Recently I reviewed some stories written in my forties to see if I could revise them. One called Learning Curve used the device of a time machine to show how a middle-aged man looked back on mistakes he had made growing up, mostly due to decisions he made about how to interpret what was happening. Those decisions determined his identity, and identity is destiny – who we think we are is how we choose to express our lives – so the middle-aged man went back to critical moments in his history to try to teach his younger self a better way, to give himself the benefit of his wisdom.
Each time he tried to teach himself a lesson, however, it was beyond the grasp of the younger person. At the end, when he ventured to the recent past and saw himself trudging up the walk to his home, his spirit deflated by a recent divorce, he realized he had nothing else to say; all he could do was step out of the shrubs, tell himself that he understood, and hold his younger self while it cried.
Once he learned to be compassionate toward himself, he stopped looking backward and could move forward again.
That story had promise, I thought, because of its emotional truth. But I am not going to revise it because, in the years since, a movie starring Bruce Willis called The Kid told a similar story. People would think I had stolen a plot device that was already trite when I used it.
The writers of the script arrived at a similar plot by parallel evolution, I imagine, and if I could see the revisions of the script before it took final form, it would probably resemble what Ellison had sent.
A decade later, I relate the story as much to mentoring as to introspection. When we mentor someone, particularly when we are in our fifties and they are in their twenties and thirties, we are talking not only to them but also to our younger selves, but this time with compassion. Some mistakes are inevitable, we know, and we can’t learn what we need to know without the detours that turn out to be the most direct route to maturity.
Several of our children were with us recently and it was a wonderful time. Everybody is an adult now and we relate to one another less as parents and children than as older and younger adults. My youngest son whose motorcycle accident I described in a former column, writing in the waiting room of the ICU after we knew he would live, was one of our visitors. He has healed and we are grateful.
My son and I stopped for a latte late one afternoon. Through the coffeeshop window on the Milwaukee River, we could see the woods which had not yet filled with snow and the cold river. We watched the trees thicken and dissolve in the dusk as we talked about the transitoriness of all things, his deep and terrible insight into the nature of appearances and what we call realities. We tried to make our lattes last, stretch the canvas of time over the frame of the lengthening shadows. We spoke the most real things we know. But at last the twilight knitted the trees into an inscrutable darkness and we had to go.

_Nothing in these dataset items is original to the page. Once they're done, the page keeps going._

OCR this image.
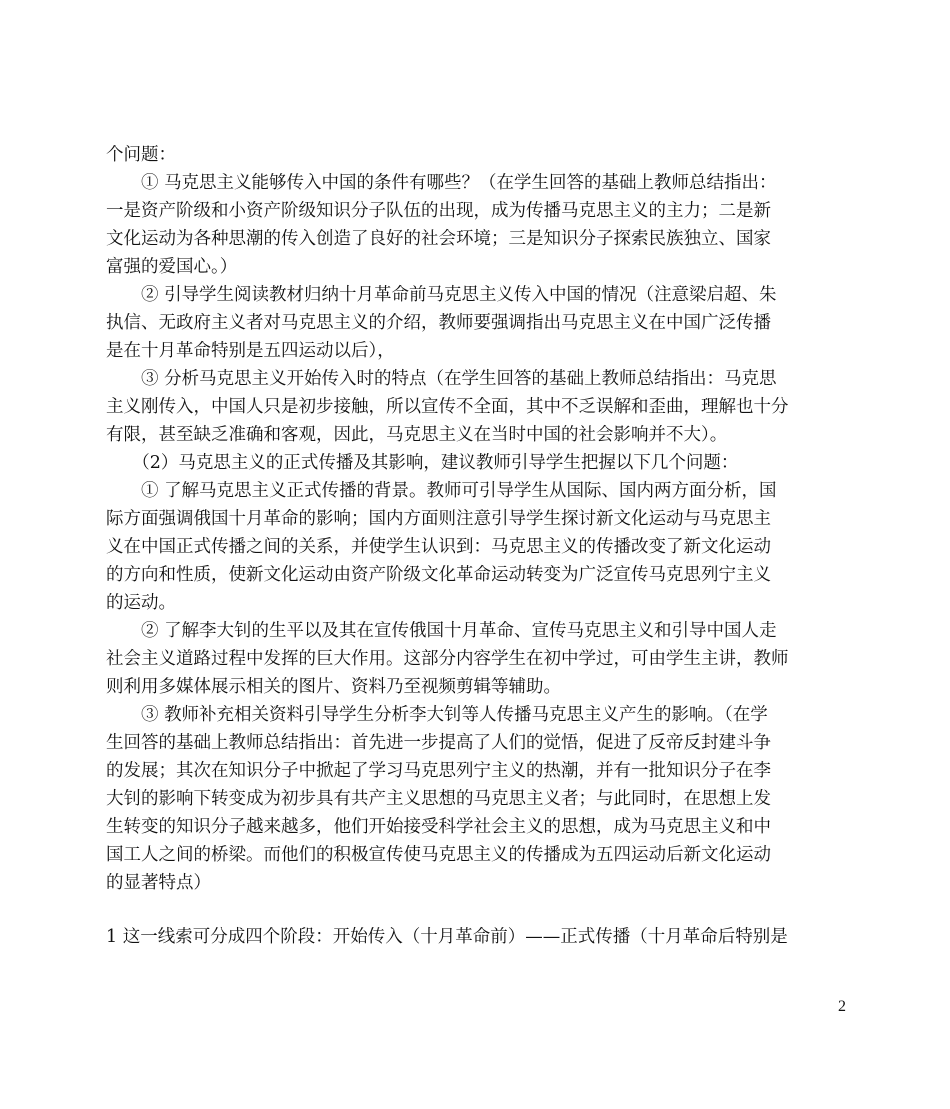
个问题：
　　① 马克思主义能够传入中国的条件有哪些？（在学生回答的基础上教师总结指出：
一是资产阶级和小资产阶级知识分子队伍的出现，成为传播马克思主义的主力；二是新
文化运动为各种思潮的传入创造了良好的社会环境；三是知识分子探索民族独立、国家
富强的爱国心。）
　　② 引导学生阅读教材归纳十月革命前马克思主义传入中国的情况（注意梁启超、朱
执信、无政府主义者对马克思主义的介绍，教师要强调指出马克思主义在中国广泛传播
是在十月革命特别是五四运动以后），
　　③ 分析马克思主义开始传入时的特点（在学生回答的基础上教师总结指出：马克思
主义刚传入，中国人只是初步接触，所以宣传不全面，其中不乏误解和歪曲，理解也十分
有限，甚至缺乏准确和客观，因此，马克思主义在当时中国的社会影响并不大）。
　　（2）马克思主义的正式传播及其影响，建议教师引导学生把握以下几个问题：
　　① 了解马克思主义正式传播的背景。教师可引导学生从国际、国内两方面分析，国
际方面强调俄国十月革命的影响；国内方面则注意引导学生探讨新文化运动与马克思主
义在中国正式传播之间的关系，并使学生认识到：马克思主义的传播改变了新文化运动
的方向和性质，使新文化运动由资产阶级文化革命运动转变为广泛宣传马克思列宁主义
的运动。
　　② 了解李大钊的生平以及其在宣传俄国十月革命、宣传马克思主义和引导中国人走
社会主义道路过程中发挥的巨大作用。这部分内容学生在初中学过，可由学生主讲，教师
则利用多媒体展示相关的图片、资料乃至视频剪辑等辅助。
　　③ 教师补充相关资料引导学生分析李大钊等人传播马克思主义产生的影响。（在学
生回答的基础上教师总结指出：首先进一步提高了人们的觉悟，促进了反帝反封建斗争
的发展；其次在知识分子中掀起了学习马克思列宁主义的热潮，并有一批知识分子在李
大钊的影响下转变成为初步具有共产主义思想的马克思主义者；与此同时，在思想上发
生转变的知识分子越来越多，他们开始接受科学社会主义的思想，成为马克思主义和中
国工人之间的桥梁。而他们的积极宣传使马克思主义的传播成为五四运动后新文化运动
的显著特点）
1 这一线索可分成四个阶段：开始传入（十月革命前）——正式传播（十月革命后特别是
2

That conversation is a self-referential image, it is what it was about. It is a transparent stained glass window illuminating movement with illusory images of fixity.
Was there any way for either of us to learn what we know by an easier route? Was there any way for me to relieve the ones I love of the necessity of traveling their own roads? I guess not. As my forever-unpublished story pointed out, the only road is the one we walk. The knowledge of the impermanence of all things creates in us if we are paying attention a compassionate heart which is willing to listen and understand and at the end embrace and feel both love and the hard edges of boundaries defining our individual destinies.
There is no greater joy than loving and mentoring when we can, but I know now that whenever I mentor another, I am really healing my younger self who longed at critical moments for someone older, more knowing, more loving, to show up and just be there. The grace of my life has been the realization that whenever I really needed that, someone did. Their faces are in the lighted hallways of my memories, portraits of my own personal saints, the ones that matter most. Nor does it diminish their contribution or value to know that they too reached their mature selves by a process of evolution parallel to my own and that they too were talking not only but also to themselves.